Gene expression analysis of peripheral blood mononuclear cells (PBMCs) of patients with IBD in clinical remission receiving either pomegranate juice (POMJ) or placebo for 12 weeks. (A) Principal component analysis of gene expression profiles of PBMCs from patients with UC (ulcerative colitis) or CD (Crohn's disease) treated with POMJ or placebo, at baseline (t ₀) and at the end of the intervention (t ₁). 0.1% of variables were removed based on low variance. (B) Number of up‐ or downregulated genes in PBMCs after 12‐week intervention with POMJ or placebo (log₂ fold‐change ≥ 0.5 or ≤ −0.5, p value ≤ 0.01), compared to baseline. (C) Overlap between up or downregulated genes in POMJ and placebo groups. In the circus plot, each arc on the outside represents a gene list. On the inside, each gene member of that list is assigned a spot on the arc. The dark orange color represents the genes shared by multiple lists and the light orange color represents genes unique to that gene list. Purple lines link genes that are shared by multiple gene lists. DEGs: differentially expressed genes; PC: principal component.

FIGURE 5

Functional analysis of differentially expressed genes (DEGs) in peripheral blood mononuclear cells of patients with IBD in clinical remission after a 12‐week intervention involving consumption of pomegranate juice (POMJ) or placebo, compared to baseline. (A) Significantly altered canonical pathways (−Log p value ≥ 2) in the POMJ group.
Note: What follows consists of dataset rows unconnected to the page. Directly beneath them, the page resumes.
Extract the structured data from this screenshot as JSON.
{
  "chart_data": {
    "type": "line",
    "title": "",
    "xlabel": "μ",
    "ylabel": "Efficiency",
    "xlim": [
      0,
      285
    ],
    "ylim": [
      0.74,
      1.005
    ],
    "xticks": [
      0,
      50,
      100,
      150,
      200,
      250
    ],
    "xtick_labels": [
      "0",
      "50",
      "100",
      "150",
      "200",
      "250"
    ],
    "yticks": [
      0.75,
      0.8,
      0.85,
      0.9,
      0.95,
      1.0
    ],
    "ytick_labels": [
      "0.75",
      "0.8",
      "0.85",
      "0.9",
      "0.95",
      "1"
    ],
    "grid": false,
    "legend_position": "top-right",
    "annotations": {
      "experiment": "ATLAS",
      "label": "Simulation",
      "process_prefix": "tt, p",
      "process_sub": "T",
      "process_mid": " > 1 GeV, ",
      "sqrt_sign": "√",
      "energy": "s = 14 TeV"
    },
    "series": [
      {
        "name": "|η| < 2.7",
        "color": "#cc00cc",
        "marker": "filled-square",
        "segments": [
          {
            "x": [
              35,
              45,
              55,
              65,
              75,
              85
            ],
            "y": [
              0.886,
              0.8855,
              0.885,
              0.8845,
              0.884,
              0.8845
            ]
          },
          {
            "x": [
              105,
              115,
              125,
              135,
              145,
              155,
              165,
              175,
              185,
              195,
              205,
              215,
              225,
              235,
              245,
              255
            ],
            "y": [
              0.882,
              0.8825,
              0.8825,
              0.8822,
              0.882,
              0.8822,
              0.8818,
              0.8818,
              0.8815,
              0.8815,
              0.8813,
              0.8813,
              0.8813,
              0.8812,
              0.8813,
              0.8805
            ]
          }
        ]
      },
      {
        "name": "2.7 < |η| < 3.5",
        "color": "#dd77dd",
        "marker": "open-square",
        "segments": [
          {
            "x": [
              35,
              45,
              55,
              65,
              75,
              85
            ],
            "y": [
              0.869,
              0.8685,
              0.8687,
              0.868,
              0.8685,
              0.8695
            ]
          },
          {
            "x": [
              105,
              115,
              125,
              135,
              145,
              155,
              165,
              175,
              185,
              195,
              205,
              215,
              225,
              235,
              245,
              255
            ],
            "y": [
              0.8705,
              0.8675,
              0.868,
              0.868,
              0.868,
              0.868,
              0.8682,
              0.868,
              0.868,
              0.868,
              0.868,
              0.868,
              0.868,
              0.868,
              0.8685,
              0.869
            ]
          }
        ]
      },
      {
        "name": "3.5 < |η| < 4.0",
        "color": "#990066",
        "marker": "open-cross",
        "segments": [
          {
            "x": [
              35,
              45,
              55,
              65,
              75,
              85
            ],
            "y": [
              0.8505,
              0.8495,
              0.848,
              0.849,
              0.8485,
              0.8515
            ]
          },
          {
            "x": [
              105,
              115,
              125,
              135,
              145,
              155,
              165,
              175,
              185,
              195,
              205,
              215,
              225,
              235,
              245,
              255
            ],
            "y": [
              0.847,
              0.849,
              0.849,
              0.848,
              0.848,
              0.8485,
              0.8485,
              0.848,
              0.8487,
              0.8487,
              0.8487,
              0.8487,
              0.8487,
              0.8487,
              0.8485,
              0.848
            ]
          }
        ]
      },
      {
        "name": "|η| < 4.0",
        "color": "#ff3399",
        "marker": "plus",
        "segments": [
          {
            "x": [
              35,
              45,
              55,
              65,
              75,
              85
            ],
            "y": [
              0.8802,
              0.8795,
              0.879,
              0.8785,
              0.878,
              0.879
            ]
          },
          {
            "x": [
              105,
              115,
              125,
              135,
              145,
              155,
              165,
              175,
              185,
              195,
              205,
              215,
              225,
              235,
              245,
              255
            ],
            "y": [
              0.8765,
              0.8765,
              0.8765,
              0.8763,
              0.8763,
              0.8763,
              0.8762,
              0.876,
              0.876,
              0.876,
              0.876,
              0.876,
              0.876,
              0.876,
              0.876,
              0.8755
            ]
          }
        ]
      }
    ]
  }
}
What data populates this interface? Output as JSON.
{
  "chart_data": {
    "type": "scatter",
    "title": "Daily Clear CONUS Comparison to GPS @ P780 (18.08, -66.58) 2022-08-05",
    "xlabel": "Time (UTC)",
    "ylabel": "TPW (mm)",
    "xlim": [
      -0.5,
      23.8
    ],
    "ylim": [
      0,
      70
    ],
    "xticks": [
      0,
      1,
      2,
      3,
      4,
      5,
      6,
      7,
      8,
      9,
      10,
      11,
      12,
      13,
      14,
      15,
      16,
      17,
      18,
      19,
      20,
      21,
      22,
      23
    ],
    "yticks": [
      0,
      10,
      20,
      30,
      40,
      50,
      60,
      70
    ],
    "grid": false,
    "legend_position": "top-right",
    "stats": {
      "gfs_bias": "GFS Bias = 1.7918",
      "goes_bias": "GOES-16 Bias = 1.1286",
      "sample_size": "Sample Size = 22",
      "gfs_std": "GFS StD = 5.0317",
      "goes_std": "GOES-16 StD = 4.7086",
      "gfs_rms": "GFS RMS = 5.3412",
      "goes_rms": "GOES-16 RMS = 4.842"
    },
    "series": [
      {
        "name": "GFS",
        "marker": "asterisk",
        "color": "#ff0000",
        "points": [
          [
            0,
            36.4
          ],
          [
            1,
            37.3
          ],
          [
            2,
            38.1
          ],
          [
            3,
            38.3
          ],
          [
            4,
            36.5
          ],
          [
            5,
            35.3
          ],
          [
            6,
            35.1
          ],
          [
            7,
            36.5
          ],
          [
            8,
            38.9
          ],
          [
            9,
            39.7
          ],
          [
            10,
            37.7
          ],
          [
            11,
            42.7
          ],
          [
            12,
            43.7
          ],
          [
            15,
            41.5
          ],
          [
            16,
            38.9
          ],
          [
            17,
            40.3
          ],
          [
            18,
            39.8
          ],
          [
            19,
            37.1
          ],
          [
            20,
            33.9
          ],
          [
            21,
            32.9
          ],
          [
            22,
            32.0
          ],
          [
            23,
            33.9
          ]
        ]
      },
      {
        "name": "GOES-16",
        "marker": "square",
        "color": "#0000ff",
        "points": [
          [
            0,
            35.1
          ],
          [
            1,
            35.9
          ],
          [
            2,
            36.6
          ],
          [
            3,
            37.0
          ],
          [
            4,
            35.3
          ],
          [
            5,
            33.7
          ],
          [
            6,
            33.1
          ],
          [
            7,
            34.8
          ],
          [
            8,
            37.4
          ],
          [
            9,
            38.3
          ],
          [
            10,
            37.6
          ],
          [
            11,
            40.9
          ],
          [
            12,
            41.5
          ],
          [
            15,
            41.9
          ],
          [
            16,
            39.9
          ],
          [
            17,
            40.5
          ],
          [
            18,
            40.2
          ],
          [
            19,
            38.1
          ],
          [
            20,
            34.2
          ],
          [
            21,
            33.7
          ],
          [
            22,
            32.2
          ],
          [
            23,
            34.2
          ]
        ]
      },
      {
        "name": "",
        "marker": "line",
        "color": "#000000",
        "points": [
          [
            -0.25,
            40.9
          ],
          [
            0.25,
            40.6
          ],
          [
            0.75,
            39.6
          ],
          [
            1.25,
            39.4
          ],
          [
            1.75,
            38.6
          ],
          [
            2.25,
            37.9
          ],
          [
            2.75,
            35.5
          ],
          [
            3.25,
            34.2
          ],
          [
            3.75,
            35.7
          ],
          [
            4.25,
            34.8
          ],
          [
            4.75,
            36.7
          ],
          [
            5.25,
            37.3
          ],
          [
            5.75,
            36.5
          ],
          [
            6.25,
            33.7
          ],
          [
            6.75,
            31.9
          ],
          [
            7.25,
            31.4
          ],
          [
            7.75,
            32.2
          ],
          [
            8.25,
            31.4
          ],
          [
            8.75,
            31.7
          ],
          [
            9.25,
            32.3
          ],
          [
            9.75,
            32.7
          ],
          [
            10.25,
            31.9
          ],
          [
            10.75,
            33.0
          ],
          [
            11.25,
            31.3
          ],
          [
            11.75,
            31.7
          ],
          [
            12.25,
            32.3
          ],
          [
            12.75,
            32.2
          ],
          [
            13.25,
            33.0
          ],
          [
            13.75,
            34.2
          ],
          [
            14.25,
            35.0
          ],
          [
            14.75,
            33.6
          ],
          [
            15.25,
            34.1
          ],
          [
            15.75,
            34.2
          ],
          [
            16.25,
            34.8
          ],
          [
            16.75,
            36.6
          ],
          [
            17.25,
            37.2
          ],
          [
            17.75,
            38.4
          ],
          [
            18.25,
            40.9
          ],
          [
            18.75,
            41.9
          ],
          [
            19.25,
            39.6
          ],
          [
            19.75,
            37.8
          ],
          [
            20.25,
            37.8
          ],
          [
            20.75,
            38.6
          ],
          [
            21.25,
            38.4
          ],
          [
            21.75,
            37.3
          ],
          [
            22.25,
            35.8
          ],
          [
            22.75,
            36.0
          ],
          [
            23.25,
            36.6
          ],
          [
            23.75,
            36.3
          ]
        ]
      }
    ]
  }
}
A positive z‐score denotes pathway activation, and a negative z‐score denotes pathway inhibition. Grey bars represent a pathway with no activity pattern available. (B) Same as in (A), but for the placebo group. (C) Predicted effects (activation‐inhibition) of DEGs on downstream biological functions belonging to functional categories “inflammation,” “inflammatory response,” “inflammatory disorder,” and “chronic inflammatory disorder,” in the POMJ and placebo group. Terms with p value ≤ 0.01 in at least one of the two study groups are reported. Grey circles indicate that no activity pattern is available for the prediction of function activation state. (D) Mechanistic networks reporting molecules up‐ or downregulated in the POMJ group and their interactions with the downstream functions “inflammatory response” and “inflammation of gastrointestinal tract.”.